The additive manufacturing revolution is underway, and product supply chains lie directly in its path of creative destruction. Which ones, if any, will survive?
In additive manufacturing – also known as 3D printing – a computer-controlled laser melts materials such as plastic or a mixture of alloys according to a blueprint that is programmed into the machine. An object is made by building up ultra-thin layers of the material one by one.
The technology reduces waste to a minimum because material is added (hence the term “additive”) in the precise quantities needed to make an item. Also, additive manufacturing is incredibly flexible both in terms of the types of objects that can be manufactured and where the process takes place.
Some supply chains will become obsolete as a result of this flexibility. For example, 3D printers in auto repair shops and retail outlets could make certain auto components on site, eliminating the need for these items to be delivered by suppliers. Many expedited shipments will not be necessary as the technology matures. When a production line goes down, for instance, the part needed to fix the problem might have to be shipped from a faraway supplier using expensive same-day delivery services. Simply printing the part in situ avoids this costly transportation option.
Scenarios like these do not auger well for express delivery companies. But the news is not all bad because alternative business opportunities will open up. Delivering the raw materials that feed 3D printers is such a possibility.
Customization offers another example of how the technology will close some doors and open others in the supply chain domain.

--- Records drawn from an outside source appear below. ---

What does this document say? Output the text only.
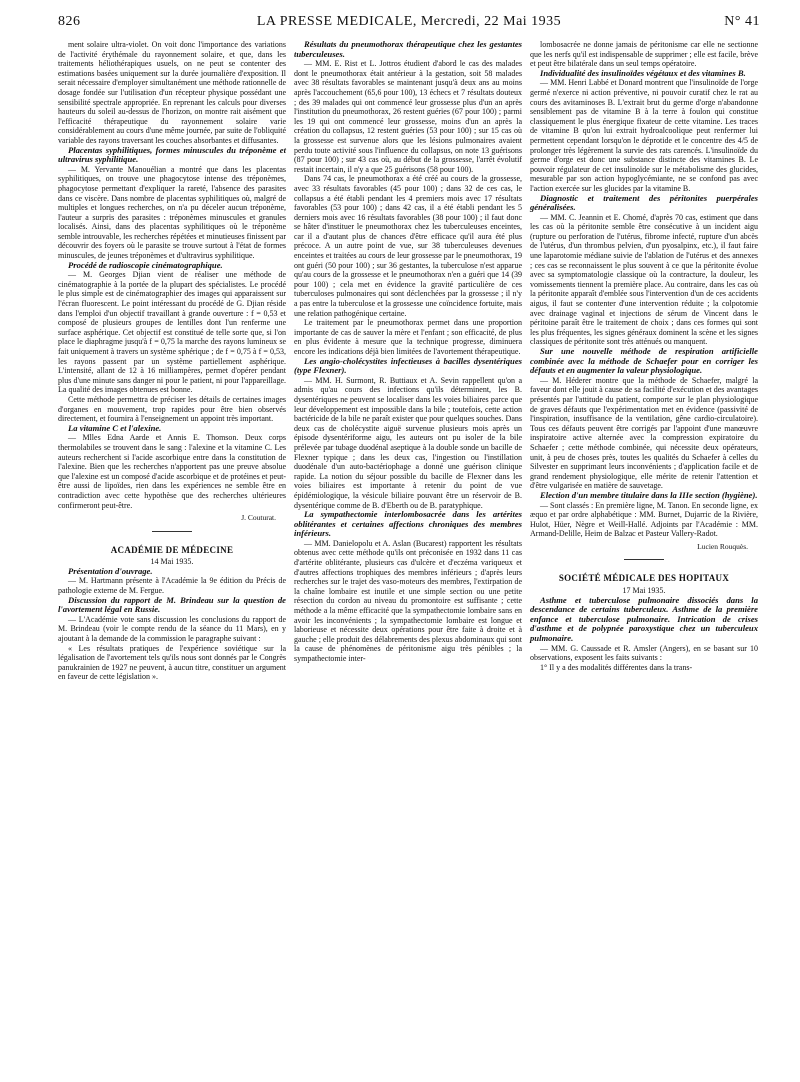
826	LA PRESSE MEDICALE, Mercredi, 22 Mai 1935	N° 41

ment solaire ultra-violet. On voit donc l'importance des variations de l'activité érythémale du rayonnement solaire, et que, dans les traitements héliothérapiques usuels, on ne peut se contenter des estimations basées uniquement sur la durée journalière d'exposition. Il serait nécessaire d'employer simultanément une méthode rationnelle de dosage fondée sur l'utilisation d'un récepteur physique possédant une sensibilité spectrale appropriée. En reprenant les calculs pour diverses hauteurs du soleil au-dessus de l'horizon, on montre rait aisément que l'efficacité thérapeutique du rayonnement solaire varie considérablement au cours d'une même journée, par suite de l'obliquité variable des rayons traversant les couches absorbantes et diffusantes.

Placentas syphilitiques, formes minuscules du tréponème et ultravirus syphilitique.

— M. Yervante Manouélian a montré que dans les placentas syphilitiques, on trouve une phagocytose intense des tréponèmes, phagocytose permettant d'expliquer la rareté, l'absence des parasites dans ce viscère. Dans nombre de placentas syphilitiques où, malgré de multiples et longues recherches, on n'a pu déceler aucun tréponème, l'auteur a surpris des parasites : tréponèmes minuscules et granules localisés. Ainsi, dans des placentas syphilitiques où le tréponème semble introuvable, les recherches répétées et minutieuses finissent par découvrir des foyers où le parasite se trouve surtout à l'état de formes minuscules, de jeunes tréponèmes et d'ultravirus syphilitique.

Procédé de radioscopie cinématographique.

— M. Georges Djian vient de réaliser une méthode de cinématographie à la portée de la plupart des spécialistes. Le procédé le plus simple est de cinématographier des images qui apparaissent sur l'écran fluorescent. Le point intéressant du procédé de G. Djian réside dans l'emploi d'un objectif travaillant à grande ouverture : f = 0,53 et composé de plusieurs groupes de lentilles dont l'un renferme une surface asphérique. Cet objectif est constitué de telle sorte que, si l'on place le diaphragme jusqu'à f = 0,75 la marche des rayons lumineux se fait uniquement à travers un système sphérique ; de f = 0,75 à f = 0,53, les rayons passent par un système partiellement asphérique. L'intensité, allant de 12 à 16 milliampères, permet d'opérer pendant plus d'une minute sans danger ni pour le patient, ni pour l'appareillage. La qualité des images obtenues est bonne.

Cette méthode permettra de préciser les détails de certaines images d'organes en mouvement, trop rapides pour être bien observés directement, et fournira à l'enseignement un appoint très important.

La vitamine C et l'alexine.

— Mlles Edna Aarde et Annis E. Thomson. Deux corps thermolabiles se trouvent dans le sang : l'alexine et la vitamine C. Les auteurs recherchent si l'acide ascorbique entre dans la constitution de l'alexine. Bien que les recherches n'apportent pas une preuve absolue que l'alexine est un composé d'acide ascorbique et de protéines et peut-être aussi de lipoïdes, rien dans les expériences ne semble être en contradiction avec cette hypothèse que des recherches ultérieures confirmeront peut-être.

J. Couturat.

ACADÉMIE DE MÉDECINE

14 Mai 1935.

Présentation d'ouvrage.

— M. Hartmann présente à l'Académie la 9e édition du Précis de pathologie externe de M. Fergue.

Discussion du rapport de M. Brindeau sur la question de l'avortement légal en Russie.

— L'Académie vote sans discussion les conclusions du rapport de M. Brindeau (voir le compte rendu de la séance du 11 Mars), en y ajoutant à la demande de la commission le paragraphe suivant :

« Les résultats pratiques de l'expérience soviétique sur la légalisation de l'avortement tels qu'ils nous sont donnés par le Congrès panukrainien de 1927 ne peuvent, à aucun titre, constituer un argument en faveur de cette législation ».

Résultats du pneumothorax thérapeutique chez les gestantes tuberculeuses.

— MM. E. Rist et L. Jottros étudient d'abord le cas des malades dont le pneumothorax était antérieur à la gestation, soit 58 malades avec 38 résultats favorables se maintenant jusqu'à deux ans au moins après l'accouchement (65,6 pour 100), 13 échecs et 7 résultats douteux ; des 39 malades qui ont commencé leur grossesse plus d'un an après l'institution du pneumothorax, 26 restent guéries (67 pour 100) ; parmi les 19 qui ont commencé leur grossesse, moins d'un an après la création du collapsus, 12 restent guéries (53 pour 100) ; sur 15 cas où la grossesse est survenue alors que les lésions pulmonaires avaient perdu toute activité sous l'influence du collapsus, on note 13 guérisons (87 pour 100) ; sur 43 cas où, au début de la grossesse, l'arrêt évolutif restait incertain, il n'y a que 25 guérisons (58 pour 100).

Dans 74 cas, le pneumothorax a été créé au cours de la grossesse, avec 33 résultats favorables (45 pour 100) ; dans 32 de ces cas, le collapsus a été établi pendant les 4 premiers mois avec 17 résultats favorables (53 pour 100) ; dans 42 cas, il a été établi pendant les 5 derniers mois avec 16 résultats favorables (38 pour 100) ; il faut donc se hâter d'instituer le pneumothorax chez les tuberculeuses enceintes, car il a d'autant plus de chances d'être efficace qu'il aura été plus précoce. A un autre point de vue, sur 38 tuberculeuses devenues enceintes et traitées au cours de leur grossesse par le pneumothorax, 19 ont guéri (50 pour 100) ; sur 36 gestantes, la tuberculose n'est apparue qu'au cours de la grossesse et le pneumothorax n'en a guéri que 14 (39 pour 100) ; cela met en évidence la gravité particulière de ces tuberculoses pulmonaires qui sont déclenchées par la grossesse ; il n'y a pas entre la tuberculose et la grossesse une coïncidence fortuite, mais une relation pathogénique certaine.

Le traitement par le pneumothorax permet dans une proportion importante de cas de sauver la mère et l'enfant ; son efficacité, de plus en plus évidente à mesure que la technique progresse, diminuera encore les indications déjà bien limitées de l'avortement thérapeutique.

Les angio-cholécystites infectieuses à bacilles dysentériques (type Flexner).

— MM. H. Surmont, R. Buttiaux et A. Sevin rappellent qu'on a admis qu'au cours des infections qu'ils déterminent, les B. dysentériques ne peuvent se localiser dans les voies biliaires parce que leur développement est impossible dans la bile ; toutefois, cette action bactéricide de la bile ne paraît exister que pour quelques souches. Dans deux cas de cholécystite aiguë survenue plusieurs mois après un épisode dysentériforme aigu, les auteurs ont pu isoler de la bile prélevée par tubage duodénal aseptique à la double sonde un bacille de Flexner typique ; dans les deux cas, l'ingestion ou l'instillation duodénale d'un auto-bactériophage a donné une guérison clinique rapide. La notion du séjour possible du bacille de Flexner dans les voies biliaires est importante à retenir du point de vue épidémiologique, la vésicule biliaire pouvant être un réservoir de B. dysentérique comme de B. d'Eberth ou de B. paratyphique.

La sympathectomie interlombosacrée dans les artérites oblitérantes et certaines affections chroniques des membres inférieurs.

— MM. Danielopolu et A. Aslan (Bucarest) rapportent les résultats obtenus avec cette méthode qu'ils ont préconisée en 1932 dans 11 cas d'artérite oblitérante, plusieurs cas d'ulcère et d'eczéma variqueux et d'autres affections trophiques des membres inférieurs ; d'après leurs recherches sur le trajet des vaso-moteurs des membres, l'extirpation de la chaîne lombaire est inutile et une simple section ou une petite résection du cordon au niveau du promontoire est suffisante ; cette méthode a la même efficacité que la sympathectomie lombaire sans en avoir les inconvénients ; la sympathectomie lombaire est longue et laborieuse et nécessite deux opérations pour être faite à droite et à gauche ; elle produit des délabrements des plexus abdominaux qui sont la cause de phénomènes de péritonisme aigu très pénibles ; la sympathectomie inter-

lombosacrée ne donne jamais de péritonisme car elle ne sectionne que les nerfs qu'il est indispensable de supprimer ; elle est facile, brève et peut être bilatérale dans un seul temps opératoire.

Individualité des insulinoïdes végétaux et des vitamines B.

— MM. Henri Labbé et Donard montrent que l'insulinoïde de l'orge germé n'exerce ni action préventive, ni pouvoir curatif chez le rat au cours des avitaminoses B. L'extrait brut du germe d'orge n'abandonne sensiblement pas de vitamine B à la terre à foulon qui constitue classiquement le plus énergique fixateur de cette vitamine. Les traces de vitamine B qu'on lui extrait hydroalcoolique peut renfermer lui permettent cependant lorsqu'on le déprotide et le concentre des 4/5 de prolonger très légèrement la survie des rats carencés. L'insulinoïde du germe d'orge est donc une substance distincte des vitamines B. Le pouvoir régulateur de cet insulinoïde sur le métabolisme des glucides, mesurable par son action hypoglycémiante, ne se confond pas avec l'action exercée sur les glucides par la vitamine B.

Diagnostic et traitement des péritonites puerpérales généralisées.

— MM. C. Jeannin et E. Chomé, d'après 70 cas, estiment que dans les cas où la péritonite semble être consécutive à un incident aigu (rupture ou perforation de l'utérus, fibrome infecté, rupture d'un abcès de l'utérus, d'un thrombus pelvien, d'un pyosalpinx, etc.), il faut faire une laparotomie médiane suivie de l'ablation de l'utérus et des annexes ; ces cas se reconnaissent le plus souvent à ce que la péritonite évolue avec sa symptomatologie classique où la contracture, la douleur, les vomissements tiennent la première place. Au contraire, dans les cas où la péritonite apparaît d'emblée sous l'intervention d'un de ces accidents aigus, il faut se contenter d'une intervention réduite ; la colpotomie avec drainage vaginal et injections de sérum de Vincent dans le péritoine paraît être le traitement de choix ; dans ces formes qui sont les plus fréquentes, les signes généraux dominent la scène et les signes classiques de péritonite sont très atténués ou manquent.

Sur une nouvelle méthode de respiration artificielle combinée avec la méthode de Schaefer pour en corriger les défauts et en augmenter la valeur physiologique.

— M. Héderer montre que la méthode de Schaefer, malgré la faveur dont elle jouit à cause de sa facilité d'exécution et des avantages présentés par l'attitude du patient, comporte sur le plan physiologique de graves défauts que l'expérimentation met en évidence (passivité de l'inspiration, insuffisance de la ventilation, gêne cardio-circulatoire). Tous ces défauts peuvent être corrigés par l'appoint d'une manœuvre inspiratoire active alternée avec la compression expiratoire du Schaefer ; cette méthode combinée, qui nécessite deux opérateurs, unit, à peu de choses près, toutes les qualités du Schaefer à celles du Silvester en supprimant leurs inconvénients ; d'application facile et de grand rendement physiologique, elle mérite de retenir l'attention et d'être vulgarisée en matière de sauvetage.

Election d'un membre titulaire dans la IIIe section (hygiène).

— Sont classés : En première ligne, M. Tanon. En seconde ligne, ex æquo et par ordre alphabétique : MM. Burnet, Dujarric de la Rivière, Hulot, Hüer, Nègre et Weill-Hallé. Adjoints par l'Académie : MM. Armand-Delille, Heim de Balzac et Pasteur Vallery-Radot.

Lucien Rouquès.

SOCIÉTÉ MÉDICALE DES HOPITAUX

17 Mai 1935.

Asthme et tuberculose pulmonaire dissociés dans la descendance de certains tuberculeux. Asthme de la première enfance et tuberculose pulmonaire. Intrication de crises d'asthme et de polypnée paroxystique chez un tuberculeux pulmonaire.

— MM. G. Caussade et R. Amsler (Angers), en se basant sur 10 observations, exposent les faits suivants :

1° Il y a des modalités différentes dans la trans-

3D printing makes it much easier to tailor products to customer needs, even down to the individual level. By tweaking the computerized blueprint and maybe altering the mix of materials, manufacturers can produce a limitless number of design variations.
This newfound versatility is likely to trigger a dramatic increase in the number of product SKUs, which adds complexity and hence cost to supply chains. The proliferation of SKUs will pose a major challenge for companies.
On the other hand, 3D printers are smaller and more compact than traditional manufacturing installations, and require fewer and less skilled operators. As a result, they can be located closer to consumer locations. This close proximity to markets, coupled with the short lead times made possible by 3D technology, shortens supply chains and reduces the need for large inventories. Service levels can be improved since additive manufacturing is ideally suited to just-in-time operations.
These are only the possibilities that we can imagine in this early stage of the technology’s evolution.
Imagine global networks of additive manufacturing machines that are attuned to local markets and can be reconfigured in real time as demand patterns change. Such a network would take supply chain agility to new levels. Or distribution centers that store and supply product blueprints rather than physical products, located “in the cloud” or in server farms.
Of course the world can be altered further if home-based 3D printing becomes the norm. In this world, every home is equipped with a printer capable of making most of the products it needs. Supply chains that support the flow of products and parts to consumers will vanish, to be replaced by supply chains of raw material.
It’s a compelling vision, but a long way off. Even assuming that consumers want to become micro manufacturing centers, the technology is many years away from such mass market applications.
Meantime, 3D printing is a disruptive technology that will destroy many traditional manufacturing models. But reports that the concept of a supply chain will die at the hands of additive manufacturing are exaggerated.